Надеюсь, покажется новое имя на театральной карте.
Гамлет меня не завлекает
– Итак, худрук Театра имени Ермоловой думает об актёрах, а кто поразмыслит об актёре Олеге Меньшикове?
– Важный вопрос! Я тебе по большому секрету сообщу – мне эта профессия порядком поднадоела.
Мне повезло когда-то с Фоменко, с «Калигулой». Нет, нельзя сказать, что я невезучий человек, но по большому счету в театре у меня мало было режиссёров, больше в кино.
И сознание театральное у меня когда-то перевернул, само собой разумеется, Пётр Наумович Фоменко У меня на данный момент нет непреодолимого жажды выходить на сцену. Вот и думаю: кого бы сейчас забрать да сыграть?
Мне режиссёр Евгений Каменькович, бывало, всё кричал раньше – ты совершаешь правонарушение, ты не сыграл роль, которая была написана для тебя! Имея в виду Гамлета.
А она меня по большому счету ни при каких обстоятельствах не притягивала.
– Заметное событие произошло весной и для Театра Ермоловой, и для театральной Москвы – я имею в виду премьеру спектакля «Портрет Дориана Грея», спектакля громадного, технически сложного, с тобой в роли лорда Генри. Твоя ли это была инициатива либо пришёл с идеей постановки режиссёр?
– У меня данный роман в далеком прошлом приводил к жгучему интересу. Одно время, в то время, когда думал о собственном дебюте в кинематографе в качестве режиссёра, думал как раз об этом романе весьма серьёзно.
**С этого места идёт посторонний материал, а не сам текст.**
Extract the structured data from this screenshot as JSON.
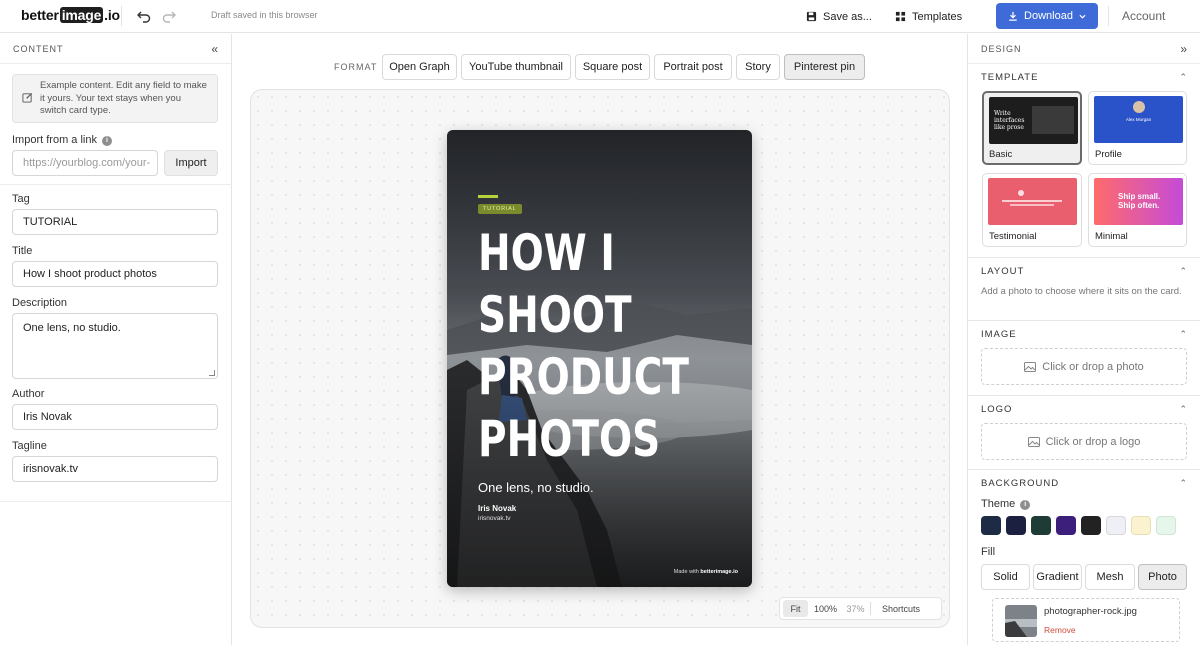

По определённым обстоятельствам не получилось А режиссёр Созонов пришёл в театр с этими техническими идеями, экранами, микрофонами – и соединение новейших технологий как раз с этим материалом мне показалось верным.
Мою линию, лорда Генри, мы поменяли. В романе он исчезает, испаряется, сперва блещет-блещет-блещет, сыплет афоризмами, а в конце куда-то девается, словно бы в командировку уехал.
Уайльд же не создал тут характера, как мы его понимаем с отечественной русской классикой. Тут, в этом романе, по большому счету нет характеров, частенько финиши с финишами психологически просто не сходятся.
Исходя из этого мы «додумали».
Критикам необходимы новые формы
– Какие конкретно у тебя, кстати, отношения с критикой?
– У меня? Никаких. Я её не весьма знаю. Мне известны какие-то фигуры, каковые считаются одиозными, «серыми кардиналами» столичной театральной судьбе, – я думаю, это чересчур, ни на что эти фигуры воздействовать очень не смогут.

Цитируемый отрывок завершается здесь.